Of course, not everyone has access to a support system or other resources needed for self improvement. Self care isn’t free. Like every other service and good in a market economy, those with more money have more access. Not only can they afford individualized yoga instruction, physical training, and life coaching, but they can afford to pay for childcare during those sessions. Buying gear and clothes for a lifestyle change isn’t a problem. They’re also able to afford nutrition-rich foods and quality healthcare. They’re free from the constant gnawing anxiety of being broke. All that adds up to a huge head start on attaining health and peace of mind.

Meanwhile, the vast majority of Americans can’t afford to get off the daily grind. As Connecticut dad of two Jorge Castro said, self improvement just seems out of reach. “I’m pretty much just dealing with shit as it comes up,” he said. “Don’t get me wrong, I’d like to. If I made more money, I probably would.”

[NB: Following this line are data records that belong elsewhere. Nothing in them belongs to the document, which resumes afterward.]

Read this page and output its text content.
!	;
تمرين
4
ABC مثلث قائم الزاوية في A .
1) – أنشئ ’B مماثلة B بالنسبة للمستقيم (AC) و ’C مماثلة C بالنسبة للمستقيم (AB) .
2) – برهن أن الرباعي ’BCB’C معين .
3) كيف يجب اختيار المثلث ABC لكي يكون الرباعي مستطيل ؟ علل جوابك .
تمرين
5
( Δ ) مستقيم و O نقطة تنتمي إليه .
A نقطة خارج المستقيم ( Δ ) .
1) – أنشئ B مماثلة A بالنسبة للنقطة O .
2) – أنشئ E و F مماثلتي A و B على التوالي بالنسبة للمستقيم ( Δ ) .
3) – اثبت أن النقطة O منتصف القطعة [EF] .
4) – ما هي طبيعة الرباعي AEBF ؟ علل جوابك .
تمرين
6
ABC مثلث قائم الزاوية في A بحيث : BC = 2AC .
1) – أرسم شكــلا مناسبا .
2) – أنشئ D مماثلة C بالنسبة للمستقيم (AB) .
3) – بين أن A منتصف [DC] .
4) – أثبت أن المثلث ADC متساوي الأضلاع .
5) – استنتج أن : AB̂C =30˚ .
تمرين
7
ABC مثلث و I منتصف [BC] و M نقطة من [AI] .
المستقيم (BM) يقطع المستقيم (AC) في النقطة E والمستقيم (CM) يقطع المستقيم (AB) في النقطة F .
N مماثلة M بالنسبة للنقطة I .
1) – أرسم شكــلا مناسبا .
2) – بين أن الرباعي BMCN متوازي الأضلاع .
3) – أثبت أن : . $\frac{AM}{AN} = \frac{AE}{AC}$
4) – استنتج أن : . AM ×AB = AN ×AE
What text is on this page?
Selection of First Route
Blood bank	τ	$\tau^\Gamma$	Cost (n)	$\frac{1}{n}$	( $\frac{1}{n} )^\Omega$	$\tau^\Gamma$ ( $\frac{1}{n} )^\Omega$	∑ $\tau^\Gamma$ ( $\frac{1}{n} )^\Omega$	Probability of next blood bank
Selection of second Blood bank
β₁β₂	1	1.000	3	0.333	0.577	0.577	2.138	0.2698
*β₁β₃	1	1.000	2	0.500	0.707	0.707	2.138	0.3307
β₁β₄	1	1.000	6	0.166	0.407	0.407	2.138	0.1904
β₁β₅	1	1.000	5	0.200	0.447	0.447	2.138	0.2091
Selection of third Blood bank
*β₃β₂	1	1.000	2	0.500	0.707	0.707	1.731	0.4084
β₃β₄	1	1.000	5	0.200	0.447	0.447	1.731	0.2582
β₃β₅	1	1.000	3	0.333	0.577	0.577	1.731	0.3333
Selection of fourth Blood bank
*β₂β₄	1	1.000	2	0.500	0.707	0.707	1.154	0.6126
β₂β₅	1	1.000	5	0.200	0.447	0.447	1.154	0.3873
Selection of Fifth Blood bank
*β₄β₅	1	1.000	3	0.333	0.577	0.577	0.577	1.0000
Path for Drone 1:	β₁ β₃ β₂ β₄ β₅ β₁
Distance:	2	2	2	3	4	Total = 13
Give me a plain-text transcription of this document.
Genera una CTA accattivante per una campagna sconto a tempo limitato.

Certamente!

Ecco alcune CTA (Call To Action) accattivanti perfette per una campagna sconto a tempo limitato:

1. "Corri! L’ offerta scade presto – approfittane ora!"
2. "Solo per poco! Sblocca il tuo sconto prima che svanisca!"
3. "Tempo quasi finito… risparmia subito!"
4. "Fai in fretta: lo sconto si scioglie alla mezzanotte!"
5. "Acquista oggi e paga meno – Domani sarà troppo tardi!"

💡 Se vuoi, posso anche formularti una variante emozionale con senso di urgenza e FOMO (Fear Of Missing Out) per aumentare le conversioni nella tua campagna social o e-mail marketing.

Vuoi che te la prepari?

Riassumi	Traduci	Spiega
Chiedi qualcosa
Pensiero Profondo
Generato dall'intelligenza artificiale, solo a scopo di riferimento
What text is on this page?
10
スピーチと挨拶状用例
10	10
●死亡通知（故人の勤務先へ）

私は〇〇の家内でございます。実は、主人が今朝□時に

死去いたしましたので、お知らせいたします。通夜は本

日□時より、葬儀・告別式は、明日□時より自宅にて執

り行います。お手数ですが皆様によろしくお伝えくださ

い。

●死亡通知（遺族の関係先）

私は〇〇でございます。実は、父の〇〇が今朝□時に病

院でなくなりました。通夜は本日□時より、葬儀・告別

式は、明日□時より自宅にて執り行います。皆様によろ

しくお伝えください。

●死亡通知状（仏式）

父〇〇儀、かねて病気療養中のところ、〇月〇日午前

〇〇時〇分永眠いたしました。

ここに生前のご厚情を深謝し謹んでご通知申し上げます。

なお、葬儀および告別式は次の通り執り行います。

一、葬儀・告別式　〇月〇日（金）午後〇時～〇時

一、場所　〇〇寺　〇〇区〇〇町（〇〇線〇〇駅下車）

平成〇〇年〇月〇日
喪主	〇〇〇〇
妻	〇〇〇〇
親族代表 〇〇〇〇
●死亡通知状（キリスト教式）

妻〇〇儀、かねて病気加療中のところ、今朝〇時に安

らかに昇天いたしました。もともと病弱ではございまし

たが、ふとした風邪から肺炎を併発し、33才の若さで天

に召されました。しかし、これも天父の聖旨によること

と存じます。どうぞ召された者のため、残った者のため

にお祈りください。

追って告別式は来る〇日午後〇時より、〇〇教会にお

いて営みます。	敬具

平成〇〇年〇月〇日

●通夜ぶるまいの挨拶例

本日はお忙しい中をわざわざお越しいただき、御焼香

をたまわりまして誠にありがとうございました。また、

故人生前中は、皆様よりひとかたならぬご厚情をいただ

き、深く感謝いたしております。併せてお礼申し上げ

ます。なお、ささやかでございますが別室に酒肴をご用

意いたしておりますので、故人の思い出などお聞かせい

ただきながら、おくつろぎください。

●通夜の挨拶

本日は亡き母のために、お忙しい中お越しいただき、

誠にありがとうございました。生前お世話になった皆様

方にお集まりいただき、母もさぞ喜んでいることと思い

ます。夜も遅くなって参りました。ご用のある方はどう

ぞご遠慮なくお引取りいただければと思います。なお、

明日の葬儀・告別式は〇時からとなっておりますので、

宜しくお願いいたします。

But while average parents may not have access to high-ticket personal care, we can grow by consciously changing our everyday behavior. As Cinquegrana noted, the path to self-improvement can start with small steps.

“Get off your devices and be present for your kids,” Cinquegrana said. “Put [the phone] down when they talk to you. Look at them when they talk to you. See them and hear them or they’ll stop talking to you.”

So even if the all-caps self improvement that’s marketed isn’t manageable for most busy, stressed-out parents, there are ways to better oneself. It’s about changing your mindset and doing whatever you can. Small steps are better than no steps at all.